If a step-dad can can chime in...
I find it difficult sometimes because the girl's dad only parents on request. He does do parent's evening, events etc as long as he's reminded the day before but he wouldn't ever notice if he wasn't informed. My girlfriend simply strives to keep him involved as much as possible, for the girl's benefit and to be honest, for his too.
Meanwhile, the girls live with us 12 days out of 14 and I try to balance basically fathering them full time with tying to work out where this line is that I shouldn't cross. They're only 3 and 7 and basically the focus of my life. I love my girlfriend so much and couldn't contemplate losing her but the thought of ever losing those two girls cuts so much deeper.

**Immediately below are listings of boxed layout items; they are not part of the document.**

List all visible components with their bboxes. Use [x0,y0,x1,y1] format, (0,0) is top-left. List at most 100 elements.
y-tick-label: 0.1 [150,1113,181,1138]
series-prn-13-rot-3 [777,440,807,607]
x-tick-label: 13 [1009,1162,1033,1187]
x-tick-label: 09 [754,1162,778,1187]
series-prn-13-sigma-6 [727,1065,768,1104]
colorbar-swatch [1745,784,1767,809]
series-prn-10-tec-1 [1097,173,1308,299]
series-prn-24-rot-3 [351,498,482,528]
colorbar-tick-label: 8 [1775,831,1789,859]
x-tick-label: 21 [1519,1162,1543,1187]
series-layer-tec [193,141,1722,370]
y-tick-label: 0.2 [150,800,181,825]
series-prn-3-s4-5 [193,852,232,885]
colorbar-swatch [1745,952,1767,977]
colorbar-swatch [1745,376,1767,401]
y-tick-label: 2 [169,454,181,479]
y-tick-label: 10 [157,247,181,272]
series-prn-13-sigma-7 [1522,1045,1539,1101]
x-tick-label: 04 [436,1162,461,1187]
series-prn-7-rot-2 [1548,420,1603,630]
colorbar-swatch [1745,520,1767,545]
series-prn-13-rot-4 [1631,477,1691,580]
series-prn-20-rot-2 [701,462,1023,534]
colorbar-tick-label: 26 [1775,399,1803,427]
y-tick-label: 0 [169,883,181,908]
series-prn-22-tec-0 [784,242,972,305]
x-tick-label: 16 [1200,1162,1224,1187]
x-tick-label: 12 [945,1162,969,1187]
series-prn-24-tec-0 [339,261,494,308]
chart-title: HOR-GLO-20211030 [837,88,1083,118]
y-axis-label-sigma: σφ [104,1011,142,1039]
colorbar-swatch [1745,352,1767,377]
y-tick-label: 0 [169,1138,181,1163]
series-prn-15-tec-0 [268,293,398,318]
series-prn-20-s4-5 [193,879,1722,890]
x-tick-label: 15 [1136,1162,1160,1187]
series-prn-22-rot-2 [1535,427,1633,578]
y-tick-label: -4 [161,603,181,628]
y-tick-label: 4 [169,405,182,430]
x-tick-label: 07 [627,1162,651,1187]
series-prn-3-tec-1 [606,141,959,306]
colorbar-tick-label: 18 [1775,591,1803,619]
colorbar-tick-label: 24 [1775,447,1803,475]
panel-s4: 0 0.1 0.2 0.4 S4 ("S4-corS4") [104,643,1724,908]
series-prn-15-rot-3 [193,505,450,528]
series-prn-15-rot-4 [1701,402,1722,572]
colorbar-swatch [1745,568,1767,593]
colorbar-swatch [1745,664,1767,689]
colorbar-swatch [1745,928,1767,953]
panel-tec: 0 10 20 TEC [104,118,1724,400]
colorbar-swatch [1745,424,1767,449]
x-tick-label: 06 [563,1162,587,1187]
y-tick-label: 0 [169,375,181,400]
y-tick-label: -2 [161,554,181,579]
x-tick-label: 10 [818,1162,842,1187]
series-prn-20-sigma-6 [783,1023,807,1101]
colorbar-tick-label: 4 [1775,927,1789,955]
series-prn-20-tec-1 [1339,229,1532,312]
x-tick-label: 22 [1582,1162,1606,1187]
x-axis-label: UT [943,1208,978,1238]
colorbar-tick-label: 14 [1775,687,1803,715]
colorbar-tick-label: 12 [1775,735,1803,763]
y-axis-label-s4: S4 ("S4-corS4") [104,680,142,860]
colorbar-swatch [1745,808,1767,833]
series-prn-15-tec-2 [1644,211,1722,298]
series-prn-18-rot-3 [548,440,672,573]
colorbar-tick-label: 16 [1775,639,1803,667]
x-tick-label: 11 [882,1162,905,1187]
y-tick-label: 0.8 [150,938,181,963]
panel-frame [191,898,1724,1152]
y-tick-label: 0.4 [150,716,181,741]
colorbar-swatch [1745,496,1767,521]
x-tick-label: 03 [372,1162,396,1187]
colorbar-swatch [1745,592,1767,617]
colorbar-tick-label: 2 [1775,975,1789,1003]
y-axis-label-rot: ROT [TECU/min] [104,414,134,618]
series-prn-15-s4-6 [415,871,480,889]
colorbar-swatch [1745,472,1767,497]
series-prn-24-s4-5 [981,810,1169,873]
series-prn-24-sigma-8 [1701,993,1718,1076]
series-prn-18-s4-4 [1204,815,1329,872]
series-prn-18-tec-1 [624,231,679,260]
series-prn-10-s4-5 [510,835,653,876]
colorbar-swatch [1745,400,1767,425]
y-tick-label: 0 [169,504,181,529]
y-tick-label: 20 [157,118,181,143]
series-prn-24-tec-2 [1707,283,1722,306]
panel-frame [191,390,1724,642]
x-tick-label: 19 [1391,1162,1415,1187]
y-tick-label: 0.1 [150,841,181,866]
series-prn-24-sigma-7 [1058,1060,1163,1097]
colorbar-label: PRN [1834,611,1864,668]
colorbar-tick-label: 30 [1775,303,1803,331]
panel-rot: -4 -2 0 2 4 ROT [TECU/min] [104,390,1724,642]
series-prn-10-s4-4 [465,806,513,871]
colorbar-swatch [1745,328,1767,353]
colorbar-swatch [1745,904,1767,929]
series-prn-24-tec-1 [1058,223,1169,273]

And then there's days like when the 3yr old started kindergarten and their dad calls in the evening. My gf starts telling about the little one's first day and he says he's not really interested, he just wanted to chat with my gf. I'd taken the next day off work and arranged to work from home the day after because we agreed with the kindergarten that she should be eased in with short days to begin with, and their dad couldn't be arsed to hear a couple of sentences about how she had done?
He's still in love with her (it was a very dependent relationship in which she basically mothered him, which I think is why it's hard for him to move on.) I don't blame him obviously. I never have even the first moment's worry about my gf's feelings, so that's not an issue, but yes, it's difficult that they are by necessity close still to co-parent the girls.
He's actually doing a better job of showing an interest and making the most of his weekends, to be fair. And to his credit he doesn't just totally Disney Dad them either - they might get more candy but he doesn't spoil them in an over the top way and they undeniably come back happy. And we actually get on pretty well with eachother. He hates me in the sense that I'm with his ex, but actually has no issues with me as a person.
It's just difficult. The bond him and my gf will always share, the knowledge that he will always (and rightly so) mean more to the girls than I do, the slightly infuriating knowledge that he isn't quite shit enough for me to really feel hard done by over it.
Hmm, sorry, I ranted a bit. Life is actually really good and I don't regret deciding to invest everything in this family for a second but maybe I bottle one or two frustrations.